At the end of the chain are the consumer and business-facing companies that integrate all these financial features into their own products to enhance value for their users. These span virtually every industry. A few notable examples in Europe:
Rakuten Viber, one of the continent’s most popular messaging apps, launched an in-app wallet called Viber Pay allowing users to send money to each other instantly and fee-free within chats. At the end of 2025, Viber Pay (currently powered behind the scenes by Paynetics as the regulated e-money partner) had already surpassed 1 million wallets set up by users – demonstrating the demand for financial features embedded in social apps.
In the food delivery space, Delivery Hero built a closed-loop wallet for its orders, letting customers top-up and pay seamlessly, which improves loyalty and margins. This also allows one of Europe’s leading delivery platforms to offer better checkout experience, instant refunds, and cash back incentives.

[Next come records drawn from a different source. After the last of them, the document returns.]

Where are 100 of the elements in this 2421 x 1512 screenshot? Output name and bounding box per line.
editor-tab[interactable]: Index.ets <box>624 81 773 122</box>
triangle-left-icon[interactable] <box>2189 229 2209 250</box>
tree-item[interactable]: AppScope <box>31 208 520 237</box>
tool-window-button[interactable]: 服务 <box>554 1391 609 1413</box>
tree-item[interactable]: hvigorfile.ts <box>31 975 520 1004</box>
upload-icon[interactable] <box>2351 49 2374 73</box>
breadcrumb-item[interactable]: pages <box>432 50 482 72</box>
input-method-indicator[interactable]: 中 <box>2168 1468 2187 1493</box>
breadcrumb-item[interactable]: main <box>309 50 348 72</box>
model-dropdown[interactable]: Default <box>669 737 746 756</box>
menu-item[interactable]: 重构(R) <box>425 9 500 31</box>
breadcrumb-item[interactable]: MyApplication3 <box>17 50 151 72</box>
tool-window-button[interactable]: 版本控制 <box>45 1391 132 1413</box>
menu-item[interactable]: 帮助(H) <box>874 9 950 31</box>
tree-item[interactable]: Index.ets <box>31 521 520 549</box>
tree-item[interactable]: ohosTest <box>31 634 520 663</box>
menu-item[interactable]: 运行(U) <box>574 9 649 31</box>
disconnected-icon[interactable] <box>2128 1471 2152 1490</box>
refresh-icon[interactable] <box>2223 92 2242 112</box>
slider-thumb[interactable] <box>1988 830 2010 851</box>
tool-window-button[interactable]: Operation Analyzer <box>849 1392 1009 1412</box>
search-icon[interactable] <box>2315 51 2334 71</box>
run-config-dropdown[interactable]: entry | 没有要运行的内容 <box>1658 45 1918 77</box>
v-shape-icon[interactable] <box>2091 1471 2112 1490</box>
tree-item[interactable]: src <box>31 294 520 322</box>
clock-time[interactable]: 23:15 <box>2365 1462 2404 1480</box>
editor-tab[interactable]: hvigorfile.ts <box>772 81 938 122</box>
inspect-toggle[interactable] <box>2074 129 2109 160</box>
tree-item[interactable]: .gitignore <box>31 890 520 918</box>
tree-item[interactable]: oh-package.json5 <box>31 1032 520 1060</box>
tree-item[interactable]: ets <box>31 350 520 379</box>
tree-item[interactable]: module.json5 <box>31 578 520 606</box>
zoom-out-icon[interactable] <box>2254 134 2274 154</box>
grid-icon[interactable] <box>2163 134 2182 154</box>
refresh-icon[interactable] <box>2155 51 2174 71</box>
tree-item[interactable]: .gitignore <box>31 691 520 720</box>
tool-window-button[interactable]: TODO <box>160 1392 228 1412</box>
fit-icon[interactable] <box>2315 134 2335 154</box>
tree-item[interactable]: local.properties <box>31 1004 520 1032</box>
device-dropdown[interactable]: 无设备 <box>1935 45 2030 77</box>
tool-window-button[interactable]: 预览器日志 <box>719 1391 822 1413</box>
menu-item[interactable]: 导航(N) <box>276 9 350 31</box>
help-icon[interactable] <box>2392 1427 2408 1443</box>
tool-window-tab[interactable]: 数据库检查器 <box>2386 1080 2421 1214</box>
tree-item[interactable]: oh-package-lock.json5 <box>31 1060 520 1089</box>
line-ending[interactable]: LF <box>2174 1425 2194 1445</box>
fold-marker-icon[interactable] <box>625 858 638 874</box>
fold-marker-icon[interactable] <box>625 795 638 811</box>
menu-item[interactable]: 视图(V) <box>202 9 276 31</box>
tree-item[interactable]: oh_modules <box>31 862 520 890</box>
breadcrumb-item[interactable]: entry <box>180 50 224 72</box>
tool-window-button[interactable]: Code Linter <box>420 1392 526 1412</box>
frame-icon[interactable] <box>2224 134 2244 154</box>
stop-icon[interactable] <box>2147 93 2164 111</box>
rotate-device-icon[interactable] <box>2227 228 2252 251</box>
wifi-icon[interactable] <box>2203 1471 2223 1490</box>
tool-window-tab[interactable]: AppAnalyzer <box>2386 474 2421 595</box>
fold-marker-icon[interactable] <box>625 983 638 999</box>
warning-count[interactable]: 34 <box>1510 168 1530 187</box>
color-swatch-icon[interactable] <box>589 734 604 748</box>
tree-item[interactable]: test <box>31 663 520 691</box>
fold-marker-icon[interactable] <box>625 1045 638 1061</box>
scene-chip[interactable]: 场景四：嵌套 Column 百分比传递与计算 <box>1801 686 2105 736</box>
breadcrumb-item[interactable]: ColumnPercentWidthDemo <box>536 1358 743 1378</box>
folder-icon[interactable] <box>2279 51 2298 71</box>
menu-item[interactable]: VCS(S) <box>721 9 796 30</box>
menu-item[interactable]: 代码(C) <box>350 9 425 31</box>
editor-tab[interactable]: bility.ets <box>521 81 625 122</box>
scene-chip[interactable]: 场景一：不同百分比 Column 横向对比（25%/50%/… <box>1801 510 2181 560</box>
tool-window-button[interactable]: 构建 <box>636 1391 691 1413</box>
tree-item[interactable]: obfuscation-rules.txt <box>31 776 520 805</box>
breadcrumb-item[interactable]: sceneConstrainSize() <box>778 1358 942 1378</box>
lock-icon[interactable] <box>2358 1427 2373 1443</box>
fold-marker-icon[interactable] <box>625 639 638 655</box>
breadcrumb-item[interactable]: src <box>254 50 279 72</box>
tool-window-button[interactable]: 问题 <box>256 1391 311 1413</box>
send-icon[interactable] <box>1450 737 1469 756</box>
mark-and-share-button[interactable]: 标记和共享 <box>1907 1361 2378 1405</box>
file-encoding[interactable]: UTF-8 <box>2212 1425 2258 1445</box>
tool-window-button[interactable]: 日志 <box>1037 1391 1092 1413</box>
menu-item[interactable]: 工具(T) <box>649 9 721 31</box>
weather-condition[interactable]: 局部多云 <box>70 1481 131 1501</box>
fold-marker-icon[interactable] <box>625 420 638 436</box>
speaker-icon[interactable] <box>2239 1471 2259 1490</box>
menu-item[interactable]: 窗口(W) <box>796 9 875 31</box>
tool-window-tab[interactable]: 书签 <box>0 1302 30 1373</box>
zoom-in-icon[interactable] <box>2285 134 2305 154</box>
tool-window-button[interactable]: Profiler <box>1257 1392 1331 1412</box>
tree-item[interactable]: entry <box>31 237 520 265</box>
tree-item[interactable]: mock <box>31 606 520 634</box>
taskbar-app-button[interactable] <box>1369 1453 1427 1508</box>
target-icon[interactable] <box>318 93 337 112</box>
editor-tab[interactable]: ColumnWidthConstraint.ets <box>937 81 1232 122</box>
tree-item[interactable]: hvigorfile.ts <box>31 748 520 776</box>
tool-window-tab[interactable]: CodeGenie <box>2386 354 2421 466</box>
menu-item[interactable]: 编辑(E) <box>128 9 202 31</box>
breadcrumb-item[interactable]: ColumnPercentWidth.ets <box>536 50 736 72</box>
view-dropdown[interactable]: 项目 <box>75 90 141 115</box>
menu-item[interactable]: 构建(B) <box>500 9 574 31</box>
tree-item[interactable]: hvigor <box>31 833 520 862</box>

Another relevant example from the industry is Wolt, which expanded beyond food delivery by introducing Wolt Capital, a lending product that provides fast and simple financing to the restaurants on its platform. Many small hospitality businesses need short-term capital to manage operating costs or invest in upgrades, and Wolt uses embedded finance to meet that need inside its existing ecosystem. By offering working-capital loans through an infrastructure partner (Finmid), Wolt strengthens partner loyalty, increases platform stickiness, and uses financial services to support the growth of its merchant base.
From Portugal comes Coverflex, a company which uses embedded finance to manage employee compensation and benefits. The platform leverages embedded finance rails from Monavate and Pecunpay and allows companies to distribute allowances digitally, while employees decide how to allocate them across eligible categories such as meals, childcare, or savings. It shows how financial infrastructure can be embedded even in HR and compensation systems – extending beyond banks and consumer apps into workplace tools.
Travel and mobility platforms are also embedding payments and banking: for example, Paynetics powers UK startup Swiipr to work with airlines to embed instant digital compensation payouts for disrupted passengers (replacing clunky voucher and cash processes). On the B2B side, also on Paynetics rails, Payhawk offers an expense management SaaS that comes with corporate cards and multi-currency accounts for its clients – essentially embedding banking services into a finance software platform.
Traditional industries are joining in too: telecom operator A1 launched a digital wallet super-app for its subscribers (with features like contactless payments, P2P transfers, loyalty card storage, etc.) while Samsung provided millions of users in Germany with mobile payments, digital lending and KYC options with Samsung Pay, powered by Solaris.
Even large the automotive industry in Europe has dipped its toes in financial services by offering branded payment solutions or insurance within their ecosystems. A good example is ADAC, Europe’s largest car club with 21 million members. Back in 2022, the association decided to move 1.1 million co-branded credit cards from a traditional bank to Solaris’s platform. The project aimed to modernize ADAC’s program, enhance its capabilities, and deliver a more feature-rich, digital-first customer experience. The program provides members with perks such as discounts on car rentals, fuel, hotels, and leisure activities, alongside travel insurance and free cash withdrawals.
This mapping gives a sense of the European EF ecosystem’s breadth. From licensed “rails” providers like Solaris and Paynetics, through tech platforms like Weavr and Toqio, to specialized fintech APIs and finally the brands deploying these services, each plays a role in delivering embedded finance to end-users. For clarity, one can visualize a value chain: at the bottom, regulated infrastructure handles compliance and money flows; in the middle, orchestration and specialist fintechs provide modular functionality; at the top, customer-facing companies plug these in to create smooth embedded finance experiences.